“Ow!” exclaimed Alexia, shrinking back.
“Oh, now you are hurt,” cried Polly. “Oh Alexia!” And she turned very white again. “Tell me where it is.” And just then some of the girls rushed up with the news, corroborated by the other passengers, that the down express had run into them,—been signalled, but couldn't stop in time, etc., etc.,—till Polly thought she should go wild before the babel could be stopped. “Don't crowd around so,” she cried hoarsely. “Alexia is hurt.”
“Alexia?” The noise, as far as Miss Salisbury's girls were concerned, stopped at once; and at last the other passengers were made to understand how it was. And Alexia, quite faint now, but having sense enough to hang to Polly Pepper's hand, was laid across an improvised bed made of two seats, and a doctor who happened to be on the train, one of the party going in to the theatre, came up, and looked her over professionally.
“It's my arm,” said Alexia, opening her eyes again; “it was doubled up someway under me. Oh dear me! I'm so silly to faint.”
“You're not silly at all,” cried Polly warmly, and holding her well hand, while her eyes searched the doctor's face anxiously. “Oh, is it broken?” they asked, as plainly as possible.
“Not a bit of it,” said the doctor cheerfully, feeling it all over again to make quite sure, while Alexia set her teeth together, trying not to show how very much it hurt. “It's badly strained,—the ligaments are;—but fortunately no bones are broken.”
“Oh dear!” groaned Alexia. “Now why can't it be broken?”
“Oh Alexia!” cried Polly. And now the tears that had been kept back, were rolling down her cheeks. “I'm so happy, I can't help it,” she said.

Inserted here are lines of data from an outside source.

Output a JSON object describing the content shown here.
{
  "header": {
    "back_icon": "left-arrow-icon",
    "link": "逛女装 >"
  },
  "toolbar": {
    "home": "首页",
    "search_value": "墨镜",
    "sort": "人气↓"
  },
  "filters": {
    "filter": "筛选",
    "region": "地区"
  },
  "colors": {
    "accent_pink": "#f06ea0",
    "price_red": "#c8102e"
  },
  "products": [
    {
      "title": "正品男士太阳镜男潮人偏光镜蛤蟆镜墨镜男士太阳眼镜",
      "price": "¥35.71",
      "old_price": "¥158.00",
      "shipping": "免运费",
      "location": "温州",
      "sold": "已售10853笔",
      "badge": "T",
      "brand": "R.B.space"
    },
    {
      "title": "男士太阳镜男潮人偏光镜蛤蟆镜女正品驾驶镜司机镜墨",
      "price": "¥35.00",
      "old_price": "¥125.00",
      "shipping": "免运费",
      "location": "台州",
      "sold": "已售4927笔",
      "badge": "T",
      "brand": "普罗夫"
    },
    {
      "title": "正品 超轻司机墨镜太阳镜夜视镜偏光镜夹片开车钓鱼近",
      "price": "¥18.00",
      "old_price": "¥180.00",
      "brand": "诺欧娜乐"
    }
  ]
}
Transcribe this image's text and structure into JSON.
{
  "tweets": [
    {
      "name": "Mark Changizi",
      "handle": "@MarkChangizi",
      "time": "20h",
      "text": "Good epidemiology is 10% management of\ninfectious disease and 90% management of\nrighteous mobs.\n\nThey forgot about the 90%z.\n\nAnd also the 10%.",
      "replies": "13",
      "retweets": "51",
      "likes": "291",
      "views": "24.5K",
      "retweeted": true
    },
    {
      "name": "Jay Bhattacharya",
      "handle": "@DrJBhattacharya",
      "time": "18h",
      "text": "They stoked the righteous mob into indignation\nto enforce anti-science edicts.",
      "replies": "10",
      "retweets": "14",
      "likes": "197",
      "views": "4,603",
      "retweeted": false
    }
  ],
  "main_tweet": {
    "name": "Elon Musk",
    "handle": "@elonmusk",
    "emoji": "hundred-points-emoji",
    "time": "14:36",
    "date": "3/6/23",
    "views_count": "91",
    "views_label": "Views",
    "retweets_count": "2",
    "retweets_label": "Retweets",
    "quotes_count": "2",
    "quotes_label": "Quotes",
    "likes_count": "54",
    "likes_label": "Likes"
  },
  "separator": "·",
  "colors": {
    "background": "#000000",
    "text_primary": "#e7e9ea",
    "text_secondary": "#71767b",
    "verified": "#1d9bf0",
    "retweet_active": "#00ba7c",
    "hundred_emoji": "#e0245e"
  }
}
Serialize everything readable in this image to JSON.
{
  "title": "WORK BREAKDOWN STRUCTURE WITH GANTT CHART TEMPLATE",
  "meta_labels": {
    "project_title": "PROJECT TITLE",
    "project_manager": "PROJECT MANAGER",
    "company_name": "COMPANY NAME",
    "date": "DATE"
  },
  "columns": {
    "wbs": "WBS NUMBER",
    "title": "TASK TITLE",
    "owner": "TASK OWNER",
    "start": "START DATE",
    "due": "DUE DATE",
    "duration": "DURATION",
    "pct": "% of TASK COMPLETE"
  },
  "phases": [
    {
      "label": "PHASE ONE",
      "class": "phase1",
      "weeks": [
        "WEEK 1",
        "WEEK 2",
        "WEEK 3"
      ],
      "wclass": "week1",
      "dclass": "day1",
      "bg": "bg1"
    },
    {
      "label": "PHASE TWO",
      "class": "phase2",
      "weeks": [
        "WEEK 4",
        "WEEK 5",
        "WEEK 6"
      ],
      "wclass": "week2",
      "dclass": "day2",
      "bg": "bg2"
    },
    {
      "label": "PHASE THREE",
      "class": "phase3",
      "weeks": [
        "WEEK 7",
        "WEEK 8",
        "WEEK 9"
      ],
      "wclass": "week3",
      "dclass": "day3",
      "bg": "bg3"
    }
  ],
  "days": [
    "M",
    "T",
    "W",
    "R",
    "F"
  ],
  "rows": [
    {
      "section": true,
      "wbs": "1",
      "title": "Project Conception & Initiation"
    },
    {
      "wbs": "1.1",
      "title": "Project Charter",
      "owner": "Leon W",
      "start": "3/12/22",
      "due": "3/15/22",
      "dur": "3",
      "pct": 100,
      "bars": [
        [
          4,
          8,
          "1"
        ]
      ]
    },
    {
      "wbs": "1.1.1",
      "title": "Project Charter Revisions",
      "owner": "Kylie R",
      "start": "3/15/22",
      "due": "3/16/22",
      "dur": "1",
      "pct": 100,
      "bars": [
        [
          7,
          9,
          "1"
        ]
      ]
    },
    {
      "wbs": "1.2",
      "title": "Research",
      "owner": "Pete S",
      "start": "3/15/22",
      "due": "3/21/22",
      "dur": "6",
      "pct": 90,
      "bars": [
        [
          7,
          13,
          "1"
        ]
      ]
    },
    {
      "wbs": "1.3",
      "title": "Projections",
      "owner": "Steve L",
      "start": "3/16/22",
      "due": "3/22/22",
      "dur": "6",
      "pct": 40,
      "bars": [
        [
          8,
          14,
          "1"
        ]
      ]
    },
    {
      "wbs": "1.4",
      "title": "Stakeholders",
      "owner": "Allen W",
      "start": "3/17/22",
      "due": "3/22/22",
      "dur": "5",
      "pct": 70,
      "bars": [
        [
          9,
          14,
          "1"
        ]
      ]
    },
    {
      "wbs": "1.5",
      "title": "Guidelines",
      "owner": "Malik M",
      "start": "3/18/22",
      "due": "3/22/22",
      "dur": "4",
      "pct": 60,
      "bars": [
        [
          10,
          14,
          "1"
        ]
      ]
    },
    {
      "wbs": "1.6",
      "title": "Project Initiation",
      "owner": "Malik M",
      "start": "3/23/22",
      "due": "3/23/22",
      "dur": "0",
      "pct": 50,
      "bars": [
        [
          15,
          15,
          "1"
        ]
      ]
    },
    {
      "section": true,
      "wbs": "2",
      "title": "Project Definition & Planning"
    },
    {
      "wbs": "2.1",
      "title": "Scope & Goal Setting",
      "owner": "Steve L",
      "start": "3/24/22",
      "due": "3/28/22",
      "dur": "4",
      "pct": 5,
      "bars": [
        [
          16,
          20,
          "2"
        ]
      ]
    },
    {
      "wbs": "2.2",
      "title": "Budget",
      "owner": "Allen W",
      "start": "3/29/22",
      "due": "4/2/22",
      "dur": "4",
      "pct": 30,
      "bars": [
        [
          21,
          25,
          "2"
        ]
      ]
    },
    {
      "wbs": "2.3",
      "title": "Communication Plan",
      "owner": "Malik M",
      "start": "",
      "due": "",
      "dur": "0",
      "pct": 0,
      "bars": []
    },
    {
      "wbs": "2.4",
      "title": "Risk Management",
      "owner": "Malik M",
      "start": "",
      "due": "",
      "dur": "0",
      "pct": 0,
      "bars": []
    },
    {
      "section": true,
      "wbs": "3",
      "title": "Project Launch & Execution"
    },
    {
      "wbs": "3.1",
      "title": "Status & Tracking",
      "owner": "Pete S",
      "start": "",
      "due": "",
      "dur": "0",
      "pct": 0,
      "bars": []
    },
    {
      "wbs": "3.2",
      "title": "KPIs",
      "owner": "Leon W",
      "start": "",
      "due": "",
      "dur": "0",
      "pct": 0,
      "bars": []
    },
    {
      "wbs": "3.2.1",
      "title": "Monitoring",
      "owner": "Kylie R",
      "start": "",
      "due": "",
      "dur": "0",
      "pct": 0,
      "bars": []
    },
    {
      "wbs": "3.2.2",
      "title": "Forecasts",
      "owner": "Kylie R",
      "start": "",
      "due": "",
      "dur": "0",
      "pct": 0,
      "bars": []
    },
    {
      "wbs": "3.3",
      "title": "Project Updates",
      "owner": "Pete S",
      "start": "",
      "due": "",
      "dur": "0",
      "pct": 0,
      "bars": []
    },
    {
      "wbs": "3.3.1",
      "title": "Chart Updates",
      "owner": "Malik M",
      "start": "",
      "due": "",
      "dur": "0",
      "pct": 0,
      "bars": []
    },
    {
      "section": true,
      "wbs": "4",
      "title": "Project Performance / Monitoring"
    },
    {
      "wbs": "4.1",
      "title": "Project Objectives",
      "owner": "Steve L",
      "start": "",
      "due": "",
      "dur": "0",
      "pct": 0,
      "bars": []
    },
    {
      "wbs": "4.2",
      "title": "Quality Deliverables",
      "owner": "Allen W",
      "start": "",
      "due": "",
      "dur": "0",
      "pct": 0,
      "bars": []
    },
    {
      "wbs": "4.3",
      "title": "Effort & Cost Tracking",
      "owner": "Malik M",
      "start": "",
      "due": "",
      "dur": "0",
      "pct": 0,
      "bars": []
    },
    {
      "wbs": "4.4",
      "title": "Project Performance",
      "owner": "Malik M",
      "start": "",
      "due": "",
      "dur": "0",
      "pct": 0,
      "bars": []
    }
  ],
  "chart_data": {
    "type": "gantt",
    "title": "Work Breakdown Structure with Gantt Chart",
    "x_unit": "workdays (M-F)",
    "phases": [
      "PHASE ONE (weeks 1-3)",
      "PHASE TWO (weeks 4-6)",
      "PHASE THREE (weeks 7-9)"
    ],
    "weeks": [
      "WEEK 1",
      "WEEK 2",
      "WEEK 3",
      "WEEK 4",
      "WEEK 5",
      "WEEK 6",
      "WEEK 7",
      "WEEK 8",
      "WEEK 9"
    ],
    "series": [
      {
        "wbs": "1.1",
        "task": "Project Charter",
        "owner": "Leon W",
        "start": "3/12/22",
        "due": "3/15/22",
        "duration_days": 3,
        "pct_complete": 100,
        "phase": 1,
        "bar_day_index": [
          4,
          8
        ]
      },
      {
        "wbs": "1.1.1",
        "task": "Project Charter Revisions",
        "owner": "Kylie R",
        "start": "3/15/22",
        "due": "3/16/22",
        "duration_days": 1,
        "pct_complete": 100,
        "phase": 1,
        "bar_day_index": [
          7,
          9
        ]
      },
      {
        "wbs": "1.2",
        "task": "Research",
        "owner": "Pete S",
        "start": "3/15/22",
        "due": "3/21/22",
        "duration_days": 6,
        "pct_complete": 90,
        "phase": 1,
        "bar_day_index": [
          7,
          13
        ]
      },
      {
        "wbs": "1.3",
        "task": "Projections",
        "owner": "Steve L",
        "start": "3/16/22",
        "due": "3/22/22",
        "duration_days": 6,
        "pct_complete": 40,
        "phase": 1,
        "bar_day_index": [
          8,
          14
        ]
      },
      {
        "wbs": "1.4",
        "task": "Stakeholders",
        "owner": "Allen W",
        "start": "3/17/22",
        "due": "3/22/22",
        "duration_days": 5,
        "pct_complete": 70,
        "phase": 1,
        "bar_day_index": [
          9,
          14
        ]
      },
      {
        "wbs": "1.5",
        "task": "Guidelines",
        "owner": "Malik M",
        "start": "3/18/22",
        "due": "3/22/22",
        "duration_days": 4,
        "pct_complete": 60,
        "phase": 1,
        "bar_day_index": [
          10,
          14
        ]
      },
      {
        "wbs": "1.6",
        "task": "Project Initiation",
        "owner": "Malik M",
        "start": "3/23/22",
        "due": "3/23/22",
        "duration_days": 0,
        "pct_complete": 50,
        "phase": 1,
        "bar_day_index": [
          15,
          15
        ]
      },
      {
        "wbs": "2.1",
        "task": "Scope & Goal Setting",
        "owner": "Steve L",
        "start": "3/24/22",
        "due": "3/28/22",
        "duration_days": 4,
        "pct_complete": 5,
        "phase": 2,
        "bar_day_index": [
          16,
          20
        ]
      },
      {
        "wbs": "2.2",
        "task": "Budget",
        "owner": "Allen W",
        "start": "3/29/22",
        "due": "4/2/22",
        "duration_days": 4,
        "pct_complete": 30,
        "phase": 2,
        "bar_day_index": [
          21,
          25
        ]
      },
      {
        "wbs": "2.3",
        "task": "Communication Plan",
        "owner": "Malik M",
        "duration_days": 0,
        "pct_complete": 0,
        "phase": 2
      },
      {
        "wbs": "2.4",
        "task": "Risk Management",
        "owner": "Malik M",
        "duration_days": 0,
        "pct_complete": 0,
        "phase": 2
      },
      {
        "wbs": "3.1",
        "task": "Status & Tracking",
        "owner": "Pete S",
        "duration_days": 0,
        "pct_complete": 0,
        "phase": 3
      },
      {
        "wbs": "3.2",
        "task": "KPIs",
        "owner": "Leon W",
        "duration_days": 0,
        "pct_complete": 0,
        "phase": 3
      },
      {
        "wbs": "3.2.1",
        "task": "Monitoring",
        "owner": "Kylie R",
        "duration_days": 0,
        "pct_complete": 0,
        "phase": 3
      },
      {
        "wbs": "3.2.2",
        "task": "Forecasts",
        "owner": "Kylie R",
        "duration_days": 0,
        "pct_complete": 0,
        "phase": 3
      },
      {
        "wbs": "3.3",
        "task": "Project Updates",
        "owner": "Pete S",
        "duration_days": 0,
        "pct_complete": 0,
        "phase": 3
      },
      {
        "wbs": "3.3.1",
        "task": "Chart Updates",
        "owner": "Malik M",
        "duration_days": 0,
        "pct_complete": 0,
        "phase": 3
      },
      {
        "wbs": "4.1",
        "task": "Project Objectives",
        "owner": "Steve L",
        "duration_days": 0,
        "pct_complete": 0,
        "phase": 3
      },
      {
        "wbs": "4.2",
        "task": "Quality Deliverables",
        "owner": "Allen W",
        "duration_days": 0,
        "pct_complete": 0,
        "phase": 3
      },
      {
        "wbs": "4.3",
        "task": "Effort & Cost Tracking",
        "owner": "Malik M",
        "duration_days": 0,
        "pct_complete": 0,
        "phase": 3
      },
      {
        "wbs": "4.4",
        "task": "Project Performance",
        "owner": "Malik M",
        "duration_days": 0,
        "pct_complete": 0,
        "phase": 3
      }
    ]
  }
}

“And the very idea, Alexia Rhys,” exclaimed Clem, “to wish your arm had been broken!” and she gave a little shiver.
“It hurts just as much,” said Alexia, trying to sit up straight, and making an awful face, “so it might as well be. And I've never been in a railroad accident. But a sprained arm isn't anything to show; any baby can have that—oh dear me!”